After doing a 2nd Order Factor, in the Output, ModIndices suggests same cross-loads and also... 1stOrder LV correlations... it was not supposed these Factors "lose" their covariances/correlations for the 2nd Order? e.g:
ON/BY statements M.I. E.P.C.
strutsup on autsup 30.690 0.432 autsup on strutsup
involv on strutsup 74.050 0.626 strutsup on involv
WITH statements strutsup with autsup 30.687 0.432 involv with autsup 39.541 0.492 involv with strutsup 74.047 0.626
If you have more than 3 first-order factors measuring a second-order factor there may be misfit so that some residual covariances among the first-order factors need to be freed. it is the same as in regular factor analysis where some residuals may need to be correlated.
You may want to ask these general modeling questions on SEMNET.
With 3 first-order factors that part of the model is just-identified and no Modindices for that part are different from zero.
QianLi Xue posted on Wednesday, November 23, 2016 - 11:19 am
The modification index is NOT the same as the Lagrange multiplier test (or Score test) statistic, right? Because the former looks at the drop in chi-square, which is equivalent to a likelihood ratio test.

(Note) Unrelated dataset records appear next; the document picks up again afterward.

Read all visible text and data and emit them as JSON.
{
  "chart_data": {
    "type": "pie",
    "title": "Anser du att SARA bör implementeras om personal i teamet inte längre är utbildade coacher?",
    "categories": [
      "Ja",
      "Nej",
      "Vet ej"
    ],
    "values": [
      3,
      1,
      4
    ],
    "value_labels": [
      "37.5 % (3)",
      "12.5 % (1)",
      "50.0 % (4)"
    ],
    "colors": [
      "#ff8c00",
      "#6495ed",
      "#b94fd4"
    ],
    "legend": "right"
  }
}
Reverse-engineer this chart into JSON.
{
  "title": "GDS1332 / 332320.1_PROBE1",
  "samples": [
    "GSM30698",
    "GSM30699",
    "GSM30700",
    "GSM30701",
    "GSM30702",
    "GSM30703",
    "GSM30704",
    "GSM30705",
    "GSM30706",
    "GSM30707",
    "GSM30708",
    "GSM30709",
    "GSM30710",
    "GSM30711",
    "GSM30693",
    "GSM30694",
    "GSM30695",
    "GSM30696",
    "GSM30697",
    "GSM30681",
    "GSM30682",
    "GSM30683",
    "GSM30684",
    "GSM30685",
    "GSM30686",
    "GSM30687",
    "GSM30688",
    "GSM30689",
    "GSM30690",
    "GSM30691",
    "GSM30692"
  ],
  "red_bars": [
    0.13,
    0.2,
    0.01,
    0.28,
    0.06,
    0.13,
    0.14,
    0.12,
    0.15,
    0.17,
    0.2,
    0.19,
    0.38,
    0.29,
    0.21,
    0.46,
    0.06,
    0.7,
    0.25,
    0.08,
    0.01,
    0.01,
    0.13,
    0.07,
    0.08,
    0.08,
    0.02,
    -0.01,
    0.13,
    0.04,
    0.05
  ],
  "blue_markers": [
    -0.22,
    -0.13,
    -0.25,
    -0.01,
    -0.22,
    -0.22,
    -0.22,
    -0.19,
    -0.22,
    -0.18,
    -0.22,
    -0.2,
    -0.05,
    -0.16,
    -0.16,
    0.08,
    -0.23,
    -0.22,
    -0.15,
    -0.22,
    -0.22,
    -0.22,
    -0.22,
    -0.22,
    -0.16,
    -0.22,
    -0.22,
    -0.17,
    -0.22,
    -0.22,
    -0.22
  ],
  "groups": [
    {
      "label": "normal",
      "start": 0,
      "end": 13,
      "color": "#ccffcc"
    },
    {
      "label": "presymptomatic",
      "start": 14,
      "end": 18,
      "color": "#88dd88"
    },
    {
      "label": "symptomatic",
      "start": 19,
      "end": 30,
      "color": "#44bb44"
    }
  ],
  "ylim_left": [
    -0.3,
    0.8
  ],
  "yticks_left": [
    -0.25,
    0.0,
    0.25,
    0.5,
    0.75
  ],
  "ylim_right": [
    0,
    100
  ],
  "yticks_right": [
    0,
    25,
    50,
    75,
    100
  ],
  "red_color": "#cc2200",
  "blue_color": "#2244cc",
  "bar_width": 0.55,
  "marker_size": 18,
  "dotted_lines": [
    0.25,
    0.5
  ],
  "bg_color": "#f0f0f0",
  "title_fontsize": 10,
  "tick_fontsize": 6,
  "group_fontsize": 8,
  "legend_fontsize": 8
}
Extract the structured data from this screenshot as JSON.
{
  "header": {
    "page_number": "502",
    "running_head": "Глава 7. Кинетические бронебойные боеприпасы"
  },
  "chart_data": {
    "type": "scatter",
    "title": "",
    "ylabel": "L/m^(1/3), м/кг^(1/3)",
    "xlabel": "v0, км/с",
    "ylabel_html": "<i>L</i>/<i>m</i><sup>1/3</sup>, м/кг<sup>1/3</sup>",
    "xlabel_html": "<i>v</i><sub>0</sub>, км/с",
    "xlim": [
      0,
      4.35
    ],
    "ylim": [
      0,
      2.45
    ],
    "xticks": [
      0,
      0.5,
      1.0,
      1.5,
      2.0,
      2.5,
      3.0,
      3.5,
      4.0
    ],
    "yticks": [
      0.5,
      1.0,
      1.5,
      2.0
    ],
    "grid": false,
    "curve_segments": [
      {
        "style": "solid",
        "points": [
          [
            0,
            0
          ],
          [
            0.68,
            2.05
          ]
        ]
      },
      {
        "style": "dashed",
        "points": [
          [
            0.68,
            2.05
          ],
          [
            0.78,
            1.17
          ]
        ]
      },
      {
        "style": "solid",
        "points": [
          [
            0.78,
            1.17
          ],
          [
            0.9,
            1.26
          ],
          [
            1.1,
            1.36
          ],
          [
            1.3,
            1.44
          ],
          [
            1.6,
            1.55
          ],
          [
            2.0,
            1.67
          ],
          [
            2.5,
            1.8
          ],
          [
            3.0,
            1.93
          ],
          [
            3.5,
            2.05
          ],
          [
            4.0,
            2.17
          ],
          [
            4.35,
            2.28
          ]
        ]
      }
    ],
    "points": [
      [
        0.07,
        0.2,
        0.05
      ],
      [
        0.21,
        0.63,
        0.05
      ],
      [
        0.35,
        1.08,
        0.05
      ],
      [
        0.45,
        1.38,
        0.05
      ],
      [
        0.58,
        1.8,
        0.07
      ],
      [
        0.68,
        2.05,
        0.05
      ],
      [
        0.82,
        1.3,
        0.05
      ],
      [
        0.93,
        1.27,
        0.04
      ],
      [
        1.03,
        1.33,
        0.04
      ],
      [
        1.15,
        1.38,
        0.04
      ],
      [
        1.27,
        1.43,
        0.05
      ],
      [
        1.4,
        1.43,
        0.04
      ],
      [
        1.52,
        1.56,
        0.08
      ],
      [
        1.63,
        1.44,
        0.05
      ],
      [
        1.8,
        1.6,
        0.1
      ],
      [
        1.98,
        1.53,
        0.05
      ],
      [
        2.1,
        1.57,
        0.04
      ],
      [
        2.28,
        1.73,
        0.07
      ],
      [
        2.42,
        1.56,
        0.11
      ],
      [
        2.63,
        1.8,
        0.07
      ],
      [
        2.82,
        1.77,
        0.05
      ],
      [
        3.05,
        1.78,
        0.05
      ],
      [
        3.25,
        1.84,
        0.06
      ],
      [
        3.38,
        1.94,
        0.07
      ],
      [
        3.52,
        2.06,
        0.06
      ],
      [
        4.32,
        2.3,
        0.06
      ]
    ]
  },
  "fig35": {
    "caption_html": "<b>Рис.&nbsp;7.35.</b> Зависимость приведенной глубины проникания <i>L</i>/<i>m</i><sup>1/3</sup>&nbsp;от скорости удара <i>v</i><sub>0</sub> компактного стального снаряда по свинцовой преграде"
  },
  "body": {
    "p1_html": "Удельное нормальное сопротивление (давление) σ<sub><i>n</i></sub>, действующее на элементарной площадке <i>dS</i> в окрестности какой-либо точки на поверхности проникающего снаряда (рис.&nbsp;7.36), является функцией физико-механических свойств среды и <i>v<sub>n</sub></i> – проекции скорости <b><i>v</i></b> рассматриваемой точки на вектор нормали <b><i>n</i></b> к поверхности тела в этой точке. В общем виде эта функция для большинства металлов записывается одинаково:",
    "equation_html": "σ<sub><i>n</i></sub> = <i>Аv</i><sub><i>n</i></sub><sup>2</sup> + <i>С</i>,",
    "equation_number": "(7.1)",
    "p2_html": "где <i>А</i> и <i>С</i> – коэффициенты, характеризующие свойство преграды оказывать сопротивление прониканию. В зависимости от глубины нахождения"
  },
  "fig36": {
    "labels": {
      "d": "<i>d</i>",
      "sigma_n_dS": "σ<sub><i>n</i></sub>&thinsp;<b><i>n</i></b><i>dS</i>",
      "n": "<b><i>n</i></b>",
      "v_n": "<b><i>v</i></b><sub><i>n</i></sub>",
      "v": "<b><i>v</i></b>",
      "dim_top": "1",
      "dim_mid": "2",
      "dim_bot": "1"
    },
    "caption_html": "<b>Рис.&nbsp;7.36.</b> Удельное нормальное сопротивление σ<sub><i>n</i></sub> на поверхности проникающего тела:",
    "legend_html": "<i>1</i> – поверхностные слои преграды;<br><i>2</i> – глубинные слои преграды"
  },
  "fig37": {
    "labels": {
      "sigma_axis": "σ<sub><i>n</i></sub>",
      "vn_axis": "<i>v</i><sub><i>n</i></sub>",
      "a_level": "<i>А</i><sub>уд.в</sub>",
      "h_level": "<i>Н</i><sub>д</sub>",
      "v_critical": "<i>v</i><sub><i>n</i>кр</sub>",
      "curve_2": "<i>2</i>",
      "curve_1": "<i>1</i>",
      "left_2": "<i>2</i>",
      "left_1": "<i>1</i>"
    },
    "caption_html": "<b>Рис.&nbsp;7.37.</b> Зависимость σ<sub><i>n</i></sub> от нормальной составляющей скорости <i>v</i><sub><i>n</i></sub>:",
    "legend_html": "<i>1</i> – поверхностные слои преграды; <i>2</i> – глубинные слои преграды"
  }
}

Hi, I am running a two factor CFA using WLSMV. All variables are binary. When I run the same exact model but indicate in the output statement modindices(ALL) vs. modindices(3.84), I get different fit statistics and factor loadings. Do you know why this may be the case? Two variables are highly intercorrelated, and modification indices indicate correlated residual variance between them.
Eliminating one of these items, the loadings and fit statistics are the same whether I request modindices(ALL) or modindices(3.84). Thank you for your assistance.